Manila Electric Co. chairman Manuel V. Pangilinan said the country’s largest power distributor is reviewing its fuel mix as tensions in the Middle East threaten to push electricity costs higher.
Global energy markets have been rattled after the US launched an airstrike against Iran, prompting retaliatory moves against Israel and other American allies hosting US military installations. Crude prices have since surged, reviving fears of another round of fuel-driven inflation.
“Meralco will review its current fuel position—especially LNG, the likely impact on the price of coal, the price of diesel—as these may affect price of power prices,” Pangilinan said in a post on X, signaling a proactive stance to cushion consumers from volatility.

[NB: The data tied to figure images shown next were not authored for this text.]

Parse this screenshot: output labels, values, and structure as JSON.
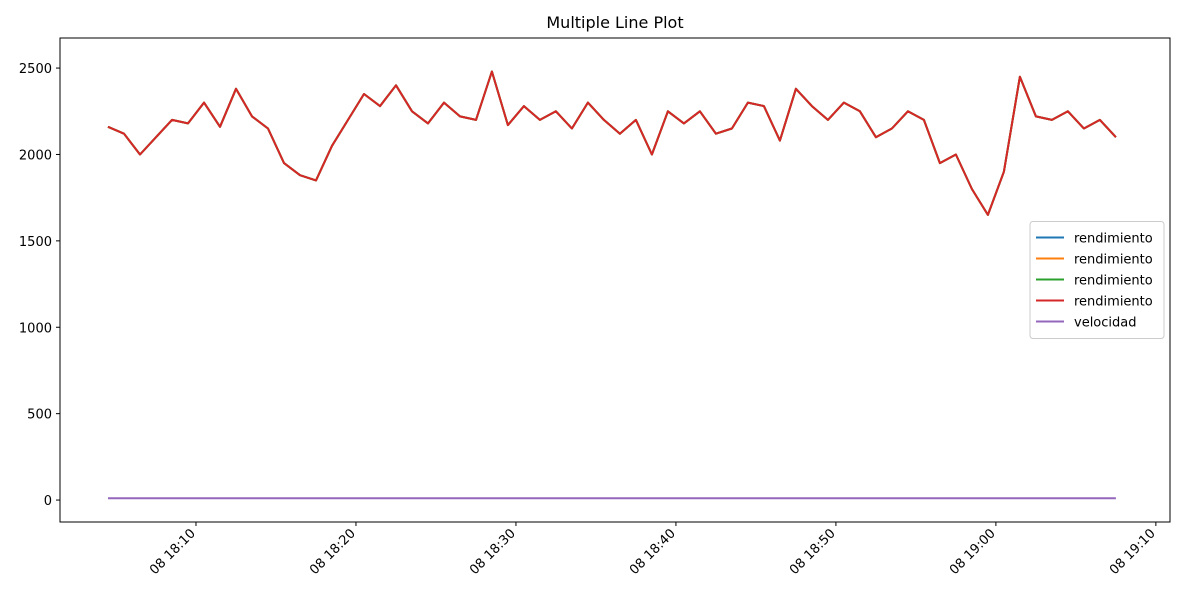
{
  "chart_data": {
    "type": "line",
    "title": "Multiple Line Plot",
    "x": [
      "08 18:04:30",
      "08 18:05:30",
      "08 18:06:30",
      "08 18:07:30",
      "08 18:08:30",
      "08 18:09:30",
      "08 18:10:30",
      "08 18:11:30",
      "08 18:12:30",
      "08 18:13:30",
      "08 18:14:30",
      "08 18:15:30",
      "08 18:16:30",
      "08 18:17:30",
      "08 18:18:30",
      "08 18:19:30",
      "08 18:20:30",
      "08 18:21:30",
      "08 18:22:30",
      "08 18:23:30",
      "08 18:24:30",
      "08 18:25:30",
      "08 18:26:30",
      "08 18:27:30",
      "08 18:28:30",
      "08 18:29:30",
      "08 18:30:30",
      "08 18:31:30",
      "08 18:32:30",
      "08 18:33:30",
      "08 18:34:30",
      "08 18:35:30",
      "08 18:36:30",
      "08 18:37:30",
      "08 18:38:30",
      "08 18:39:30",
      "08 18:40:30",
      "08 18:41:30",
      "08 18:42:30",
      "08 18:43:30",
      "08 18:44:30",
      "08 18:45:30",
      "08 18:46:30",
      "08 18:47:30",
      "08 18:48:30",
      "08 18:49:30",
      "08 18:50:30",
      "08 18:51:30",
      "08 18:52:30",
      "08 18:53:30",
      "08 18:54:30",
      "08 18:55:30",
      "08 18:56:30",
      "08 18:57:30",
      "08 18:58:30",
      "08 18:59:30",
      "08 19:00:30",
      "08 19:01:30",
      "08 19:02:30",
      "08 19:03:30",
      "08 19:04:30",
      "08 19:05:30",
      "08 19:06:30",
      "08 19:07:30"
    ],
    "series": [
      {
        "name": "rendimiento",
        "color": "#1f77b4",
        "values": [
          2160,
          2120,
          2000,
          2100,
          2200,
          2180,
          2300,
          2160,
          2380,
          2220,
          2150,
          1950,
          1880,
          1850,
          2050,
          2200,
          2350,
          2280,
          2400,
          2250,
          2180,
          2300,
          2220,
          2200,
          2480,
          2170,
          2280,
          2200,
          2250,
          2150,
          2300,
          2200,
          2120,
          2200,
          2000,
          2250,
          2180,
          2250,
          2120,
          2150,
          2300,
          2280,
          2080,
          2380,
          2280,
          2200,
          2300,
          2250,
          2100,
          2150,
          2250,
          2200,
          1950,
          2000,
          1800,
          1650,
          1900,
          2450,
          2220,
          2200,
          2250,
          2150,
          2200,
          2100
        ]
      },
      {
        "name": "rendimiento",
        "color": "#ff7f0e",
        "values": [
          2160,
          2120,
          2000,
          2100,
          2200,
          2180,
          2300,
          2160,
          2380,
          2220,
          2150,
          1950,
          1880,
          1850,
          2050,
          2200,
          2350,
          2280,
          2400,
          2250,
          2180,
          2300,
          2220,
          2200,
          2480,
          2170,
          2280,
          2200,
          2250,
          2150,
          2300,
          2200,
          2120,
          2200,
          2000,
          2250,
          2180,
          2250,
          2120,
          2150,
          2300,
          2280,
          2080,
          2380,
          2280,
          2200,
          2300,
          2250,
          2100,
          2150,
          2250,
          2200,
          1950,
          2000,
          1800,
          1650,
          1900,
          2450,
          2220,
          2200,
          2250,
          2150,
          2200,
          2100
        ]
      },
      {
        "name": "rendimiento",
        "color": "#2ca02c",
        "values": [
          2160,
          2120,
          2000,
          2100,
          2200,
          2180,
          2300,
          2160,
          2380,
          2220,
          2150,
          1950,
          1880,
          1850,
          2050,
          2200,
          2350,
          2280,
          2400,
          2250,
          2180,
          2300,
          2220,
          2200,
          2480,
          2170,
          2280,
          2200,
          2250,
          2150,
          2300,
          2200,
          2120,
          2200,
          2000,
          2250,
          2180,
          2250,
          2120,
          2150,
          2300,
          2280,
          2080,
          2380,
          2280,
          2200,
          2300,
          2250,
          2100,
          2150,
          2250,
          2200,
          1950,
          2000,
          1800,
          1650,
          1900,
          2450,
          2220,
          2200,
          2250,
          2150,
          2200,
          2100
        ]
      },
      {
        "name": "rendimiento",
        "color": "#d62728",
        "values": [
          2160,
          2120,
          2000,
          2100,
          2200,
          2180,
          2300,
          2160,
          2380,
          2220,
          2150,
          1950,
          1880,
          1850,
          2050,
          2200,
          2350,
          2280,
          2400,
          2250,
          2180,
          2300,
          2220,
          2200,
          2480,
          2170,
          2280,
          2200,
          2250,
          2150,
          2300,
          2200,
          2120,
          2200,
          2000,
          2250,
          2180,
          2250,
          2120,
          2150,
          2300,
          2280,
          2080,
          2380,
          2280,
          2200,
          2300,
          2250,
          2100,
          2150,
          2250,
          2200,
          1950,
          2000,
          1800,
          1650,
          1900,
          2450,
          2220,
          2200,
          2250,
          2150,
          2200,
          2100
        ]
      },
      {
        "name": "velocidad",
        "color": "#9467bd",
        "values": [
          10,
          10,
          10,
          10,
          10,
          10,
          10,
          10,
          10,
          10,
          10,
          10,
          10,
          10,
          10,
          10,
          10,
          10,
          10,
          10,
          10,
          10,
          10,
          10,
          10,
          10,
          10,
          10,
          10,
          10,
          10,
          10,
          10,
          10,
          10,
          10,
          10,
          10,
          10,
          10,
          10,
          10,
          10,
          10,
          10,
          10,
          10,
          10,
          10,
          10,
          10,
          10,
          10,
          10,
          10,
          10,
          10,
          10,
          10,
          10,
          10,
          10,
          10,
          10
        ]
      }
    ],
    "xlim": [
      "08 18:01:30",
      "08 19:10:53"
    ],
    "xticks": [
      "08 18:10",
      "08 18:20",
      "08 18:30",
      "08 18:40",
      "08 18:50",
      "08 19:00",
      "08 19:10"
    ],
    "ylim": [
      -127,
      2674
    ],
    "yticks": [
      0,
      500,
      1000,
      1500,
      2000,
      2500
    ],
    "legend": "center right",
    "grid": false
  }
}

While the Philippines hardly uses bunker fuel to generate electricity, fossil fuels such as liquefied natural gas (LNG) and coal remain benchmarked to crude oil prices. That linkage means any spike in oil can cascade through power generation costs, even if oil itself is not directly burned in significant volumes.
The country now sources a significant share of its electricity from renewable energy, including hydro, geothermal and solar. But industry officials acknowledge this capacity is still not enough to fully replace fossil fuels, which are largely imported and remain central to baseload supply.
Meralco sources power from coal-fired, natural gas and renewable plants, passing generation charges directly to customers. Sustained increases in global fuel benchmarks could pressure monthly bills if utilities fail to hedge or rebalance supply contracts, underscoring how geopolitical shocks quickly ripple into Filipino households’ electricity costs.